Weighing your pack and gear

Weighing your backpack is the first step to reducing its weight. The second step involves weighing each individual item filling it. That’s when you can start deciding what to take, leave or replace with a lighter product. Weighing items is also a good way to test whether a manufacturer has been honest about their products weight. Doing this requires some type of weighing scale.

Luggage scales

You probably own some bathroom scales. ‘Bathroom scales’ typically refers to scales you stand on to weigh yourself. When I tried to weigh my pack using digital bathroom scales, the scales failed to produce anything but the word ‘error’. Whether this is due to something I was doing wrong or the scales being faulty I don’t know. In order to weigh the pack I found myself standing on the scales and then subtracting my own weight from the total.

In my search to find a more convenient method, I found the most suitable devices for weighing a pack and gear seem to be luggage scales and certain digital table top scales. Luggage scales are used to weigh luggage before traveling to make sure it doesn’t exceed weight limits. They typically have a hook or strap beneath them that’s used to suspend the luggage from. This is a great way to weigh your pack, but it doesn’t allow you to weigh individual items of gear conveniently.

Digital scale

Digital table top scales are those with a plate on top, on which you place items to reveal their weight. While many of these might be referred to as ‘kitchen scales’, there are also brands that market themselves as ‘sports scales’. Digital table top scales offer precise accuracy, but some have maximum weight limits so make sure you check the limit is adequate for your intentions before purchasing one. The surface of these scales may seem small, but many of them feature a ‘tare weight’ setting. A ‘tare weight’ setting is a feature that allows you to place an item with a larger surface area on the scale (for example a tray) which can then have a larger item placed on top. The weight of the tray is then deducted using the tare feature. I find table top scales to be the best option as its possible to weigh both the entire pack and individual items with ease.

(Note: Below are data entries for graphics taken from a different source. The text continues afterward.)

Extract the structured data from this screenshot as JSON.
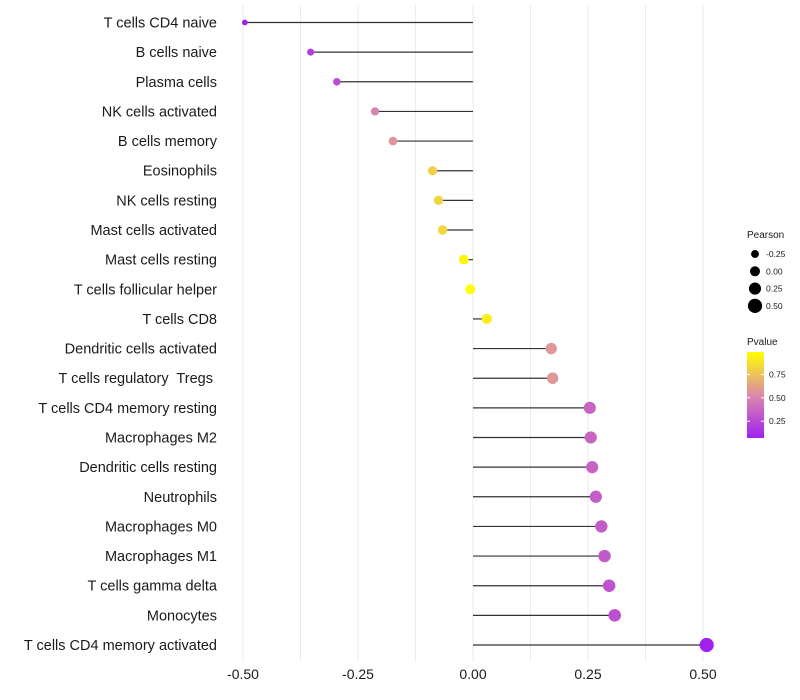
{
  "chart_data": {
    "type": "lollipop",
    "title": "",
    "xlabel": "",
    "ylabel": "",
    "xlim": [
      -0.52,
      0.52
    ],
    "x_ticks": [
      -0.5,
      -0.25,
      0,
      0.25,
      0.5
    ],
    "x_tick_labels": [
      "-0.50",
      "-0.25",
      "0.00",
      "0.25",
      "0.50"
    ],
    "grid": true,
    "categories": [
      "T cells CD4 naive",
      "B cells naive",
      "Plasma cells",
      "NK cells activated",
      "B cells memory",
      "Eosinophils",
      "NK cells resting",
      "Mast cells activated",
      "Mast cells resting",
      "T cells follicular helper",
      "T cells CD8",
      "Dendritic cells activated",
      "T cells regulatory  Tregs ",
      "T cells CD4 memory resting",
      "Macrophages M2",
      "Dendritic cells resting",
      "Neutrophils",
      "Macrophages M0",
      "Macrophages M1",
      "T cells gamma delta",
      "Monocytes",
      "T cells CD4 memory activated"
    ],
    "series": [
      {
        "name": "Pearson",
        "values": [
          -0.496,
          -0.353,
          -0.296,
          -0.213,
          -0.174,
          -0.088,
          -0.075,
          -0.066,
          -0.02,
          -0.006,
          0.03,
          0.17,
          0.173,
          0.254,
          0.256,
          0.259,
          0.267,
          0.279,
          0.286,
          0.296,
          0.308,
          0.508
        ]
      },
      {
        "name": "Pvalue",
        "values": [
          0.07,
          0.2,
          0.27,
          0.5,
          0.57,
          0.8,
          0.82,
          0.83,
          0.95,
          0.99,
          0.92,
          0.58,
          0.58,
          0.37,
          0.37,
          0.36,
          0.34,
          0.33,
          0.32,
          0.3,
          0.28,
          0.08
        ]
      }
    ],
    "legends": [
      {
        "title": "Pearson",
        "kind": "size",
        "placement": "right",
        "entries": [
          {
            "label": "-0.25",
            "value": -0.25
          },
          {
            "label": "0.00",
            "value": 0
          },
          {
            "label": "0.25",
            "value": 0.25
          },
          {
            "label": "0.50",
            "value": 0.5
          }
        ]
      },
      {
        "title": "Pvalue",
        "kind": "colorbar",
        "placement": "right",
        "range": [
          0.07,
          0.99
        ],
        "ticks": [
          0.25,
          0.5,
          0.75
        ],
        "tick_labels": [
          "0.25",
          "0.50",
          "0.75"
        ],
        "colors": {
          "low": "#a020f0",
          "mid": "#dc8aaa",
          "high": "#ffff00"
        }
      }
    ]
  }
}
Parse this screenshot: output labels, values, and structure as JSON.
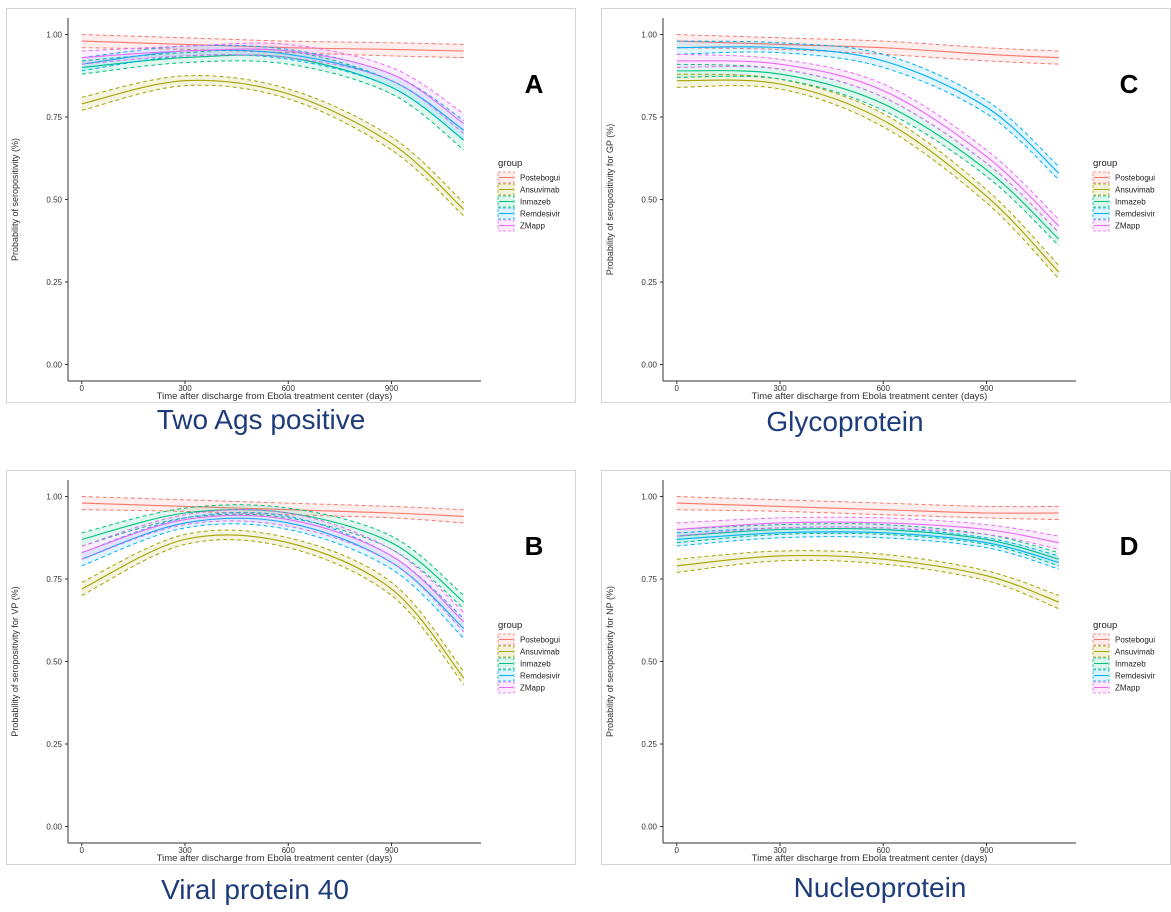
{
  "chart_data": [
    {
      "type": "line",
      "panel_letter": "A",
      "caption": "Two Ags positive",
      "xlabel": "Time after discharge from Ebola treatment center (days)",
      "ylabel": "Probability of seropositivity (%)",
      "xlim": [
        -40,
        1160
      ],
      "ylim": [
        -0.05,
        1.05
      ],
      "xticks": [
        "0",
        "300",
        "600",
        "900"
      ],
      "yticks": [
        "0.00",
        "0.25",
        "0.50",
        "0.75",
        "1.00"
      ],
      "legend_title": "group",
      "series": [
        {
          "name": "Postebogui",
          "color": "#f8766d",
          "x": [
            0,
            300,
            600,
            900,
            1110
          ],
          "y": [
            0.98,
            0.97,
            0.96,
            0.955,
            0.95
          ],
          "lower": [
            0.96,
            0.955,
            0.945,
            0.935,
            0.93
          ],
          "upper": [
            1.0,
            0.99,
            0.98,
            0.975,
            0.97
          ]
        },
        {
          "name": "Ansuvimab",
          "color": "#a3a500",
          "x": [
            0,
            300,
            600,
            900,
            1110
          ],
          "y": [
            0.79,
            0.86,
            0.82,
            0.67,
            0.47
          ],
          "lower": [
            0.77,
            0.845,
            0.805,
            0.65,
            0.45
          ],
          "upper": [
            0.81,
            0.875,
            0.835,
            0.69,
            0.49
          ]
        },
        {
          "name": "Inmazeb",
          "color": "#00bf7d",
          "x": [
            0,
            300,
            600,
            900,
            1110
          ],
          "y": [
            0.9,
            0.93,
            0.93,
            0.84,
            0.68
          ],
          "lower": [
            0.88,
            0.915,
            0.91,
            0.82,
            0.65
          ],
          "upper": [
            0.92,
            0.945,
            0.95,
            0.86,
            0.71
          ]
        },
        {
          "name": "Remdesivir",
          "color": "#00b0f6",
          "x": [
            0,
            300,
            600,
            900,
            1110
          ],
          "y": [
            0.91,
            0.95,
            0.94,
            0.86,
            0.71
          ],
          "lower": [
            0.89,
            0.935,
            0.925,
            0.84,
            0.68
          ],
          "upper": [
            0.93,
            0.965,
            0.955,
            0.88,
            0.74
          ]
        },
        {
          "name": "ZMapp",
          "color": "#e76bf3",
          "x": [
            0,
            300,
            600,
            900,
            1110
          ],
          "y": [
            0.93,
            0.95,
            0.95,
            0.88,
            0.73
          ],
          "lower": [
            0.91,
            0.935,
            0.93,
            0.86,
            0.7
          ],
          "upper": [
            0.95,
            0.965,
            0.97,
            0.9,
            0.76
          ]
        }
      ]
    },
    {
      "type": "line",
      "panel_letter": "C",
      "caption": "Glycoprotein",
      "xlabel": "Time after discharge from Ebola treatment center (days)",
      "ylabel": "Probability of seropositivity for GP (%)",
      "xlim": [
        -40,
        1160
      ],
      "ylim": [
        -0.05,
        1.05
      ],
      "xticks": [
        "0",
        "300",
        "600",
        "900"
      ],
      "yticks": [
        "0.00",
        "0.25",
        "0.50",
        "0.75",
        "1.00"
      ],
      "legend_title": "group",
      "series": [
        {
          "name": "Postebogui",
          "color": "#f8766d",
          "x": [
            0,
            300,
            600,
            900,
            1110
          ],
          "y": [
            0.98,
            0.97,
            0.96,
            0.94,
            0.93
          ],
          "lower": [
            0.96,
            0.955,
            0.94,
            0.92,
            0.91
          ],
          "upper": [
            1.0,
            0.99,
            0.98,
            0.96,
            0.95
          ]
        },
        {
          "name": "Ansuvimab",
          "color": "#a3a500",
          "x": [
            0,
            300,
            600,
            900,
            1110
          ],
          "y": [
            0.86,
            0.85,
            0.74,
            0.51,
            0.28
          ],
          "lower": [
            0.84,
            0.835,
            0.72,
            0.49,
            0.26
          ],
          "upper": [
            0.88,
            0.865,
            0.76,
            0.53,
            0.3
          ]
        },
        {
          "name": "Inmazeb",
          "color": "#00bf7d",
          "x": [
            0,
            300,
            600,
            900,
            1110
          ],
          "y": [
            0.89,
            0.88,
            0.79,
            0.59,
            0.38
          ],
          "lower": [
            0.87,
            0.865,
            0.77,
            0.57,
            0.36
          ],
          "upper": [
            0.91,
            0.895,
            0.81,
            0.61,
            0.4
          ]
        },
        {
          "name": "Remdesivir",
          "color": "#00b0f6",
          "x": [
            0,
            300,
            600,
            900,
            1110
          ],
          "y": [
            0.96,
            0.96,
            0.92,
            0.78,
            0.58
          ],
          "lower": [
            0.94,
            0.945,
            0.9,
            0.76,
            0.56
          ],
          "upper": [
            0.98,
            0.975,
            0.94,
            0.8,
            0.6
          ]
        },
        {
          "name": "ZMapp",
          "color": "#e76bf3",
          "x": [
            0,
            300,
            600,
            900,
            1110
          ],
          "y": [
            0.92,
            0.91,
            0.83,
            0.63,
            0.42
          ],
          "lower": [
            0.9,
            0.895,
            0.81,
            0.61,
            0.4
          ],
          "upper": [
            0.94,
            0.925,
            0.85,
            0.65,
            0.44
          ]
        }
      ]
    },
    {
      "type": "line",
      "panel_letter": "B",
      "caption": "Viral protein 40",
      "xlabel": "Time after discharge from Ebola treatment center (days)",
      "ylabel": "Probability of seropositivity for VP (%)",
      "xlim": [
        -40,
        1160
      ],
      "ylim": [
        -0.05,
        1.05
      ],
      "xticks": [
        "0",
        "300",
        "600",
        "900"
      ],
      "yticks": [
        "0.00",
        "0.25",
        "0.50",
        "0.75",
        "1.00"
      ],
      "legend_title": "group",
      "series": [
        {
          "name": "Postebogui",
          "color": "#f8766d",
          "x": [
            0,
            300,
            600,
            900,
            1110
          ],
          "y": [
            0.98,
            0.97,
            0.96,
            0.95,
            0.94
          ],
          "lower": [
            0.96,
            0.955,
            0.945,
            0.935,
            0.92
          ],
          "upper": [
            1.0,
            0.99,
            0.98,
            0.97,
            0.96
          ]
        },
        {
          "name": "Ansuvimab",
          "color": "#a3a500",
          "x": [
            0,
            300,
            600,
            900,
            1110
          ],
          "y": [
            0.72,
            0.87,
            0.86,
            0.72,
            0.45
          ],
          "lower": [
            0.7,
            0.855,
            0.845,
            0.7,
            0.43
          ],
          "upper": [
            0.74,
            0.885,
            0.875,
            0.74,
            0.47
          ]
        },
        {
          "name": "Inmazeb",
          "color": "#00bf7d",
          "x": [
            0,
            300,
            600,
            900,
            1110
          ],
          "y": [
            0.87,
            0.95,
            0.95,
            0.86,
            0.68
          ],
          "lower": [
            0.85,
            0.935,
            0.935,
            0.84,
            0.66
          ],
          "upper": [
            0.89,
            0.965,
            0.965,
            0.88,
            0.7
          ]
        },
        {
          "name": "Remdesivir",
          "color": "#00b0f6",
          "x": [
            0,
            300,
            600,
            900,
            1110
          ],
          "y": [
            0.81,
            0.92,
            0.92,
            0.8,
            0.6
          ],
          "lower": [
            0.79,
            0.905,
            0.9,
            0.78,
            0.57
          ],
          "upper": [
            0.83,
            0.935,
            0.94,
            0.82,
            0.63
          ]
        },
        {
          "name": "ZMapp",
          "color": "#e76bf3",
          "x": [
            0,
            300,
            600,
            900,
            1110
          ],
          "y": [
            0.83,
            0.93,
            0.93,
            0.82,
            0.62
          ],
          "lower": [
            0.81,
            0.915,
            0.91,
            0.8,
            0.59
          ],
          "upper": [
            0.85,
            0.945,
            0.95,
            0.84,
            0.65
          ]
        }
      ]
    },
    {
      "type": "line",
      "panel_letter": "D",
      "caption": "Nucleoprotein",
      "xlabel": "Time after discharge from Ebola treatment center (days)",
      "ylabel": "Probability of seropositivity for NP (%)",
      "xlim": [
        -40,
        1160
      ],
      "ylim": [
        -0.05,
        1.05
      ],
      "xticks": [
        "0",
        "300",
        "600",
        "900"
      ],
      "yticks": [
        "0.00",
        "0.25",
        "0.50",
        "0.75",
        "1.00"
      ],
      "legend_title": "group",
      "series": [
        {
          "name": "Postebogui",
          "color": "#f8766d",
          "x": [
            0,
            300,
            600,
            900,
            1110
          ],
          "y": [
            0.98,
            0.97,
            0.96,
            0.95,
            0.95
          ],
          "lower": [
            0.96,
            0.955,
            0.945,
            0.935,
            0.93
          ],
          "upper": [
            1.0,
            0.99,
            0.98,
            0.97,
            0.97
          ]
        },
        {
          "name": "Ansuvimab",
          "color": "#a3a500",
          "x": [
            0,
            300,
            600,
            900,
            1110
          ],
          "y": [
            0.79,
            0.82,
            0.81,
            0.76,
            0.68
          ],
          "lower": [
            0.77,
            0.805,
            0.795,
            0.745,
            0.66
          ],
          "upper": [
            0.81,
            0.835,
            0.825,
            0.775,
            0.7
          ]
        },
        {
          "name": "Inmazeb",
          "color": "#00bf7d",
          "x": [
            0,
            300,
            600,
            900,
            1110
          ],
          "y": [
            0.88,
            0.9,
            0.9,
            0.87,
            0.81
          ],
          "lower": [
            0.86,
            0.885,
            0.885,
            0.855,
            0.79
          ],
          "upper": [
            0.9,
            0.915,
            0.915,
            0.885,
            0.83
          ]
        },
        {
          "name": "Remdesivir",
          "color": "#00b0f6",
          "x": [
            0,
            300,
            600,
            900,
            1110
          ],
          "y": [
            0.87,
            0.89,
            0.89,
            0.86,
            0.8
          ],
          "lower": [
            0.85,
            0.875,
            0.875,
            0.845,
            0.78
          ],
          "upper": [
            0.89,
            0.905,
            0.905,
            0.875,
            0.82
          ]
        },
        {
          "name": "ZMapp",
          "color": "#e76bf3",
          "x": [
            0,
            300,
            600,
            900,
            1110
          ],
          "y": [
            0.9,
            0.92,
            0.92,
            0.9,
            0.86
          ],
          "lower": [
            0.88,
            0.905,
            0.905,
            0.885,
            0.84
          ],
          "upper": [
            0.92,
            0.935,
            0.935,
            0.915,
            0.88
          ]
        }
      ]
    }
  ]
}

Here a some features to check when shopping for scales:

  • Maximum weight limit
  • Ability to convert between different units of measurement
  • Accuracy

Once you’ve got yourself a scale you can get started by finding your ‘base pack weight’. This is done by weighing your pack- minus any consumables, i.e food and drink. Make sure you include any containers you might use to store consumables such as flasks or lunchboxes. This is your base pack weight. Getting that weight as low as safely possible is your next objective. Weighing each item individually will reveal the main contributors to the bulk of your pack, and make you question whats necessary. Do the same with your consumables.

Now that you’re ready to start re-arranging and discarding gear from your inventory, use a free tool like Lighterpack.com to make the process easier. Good luck!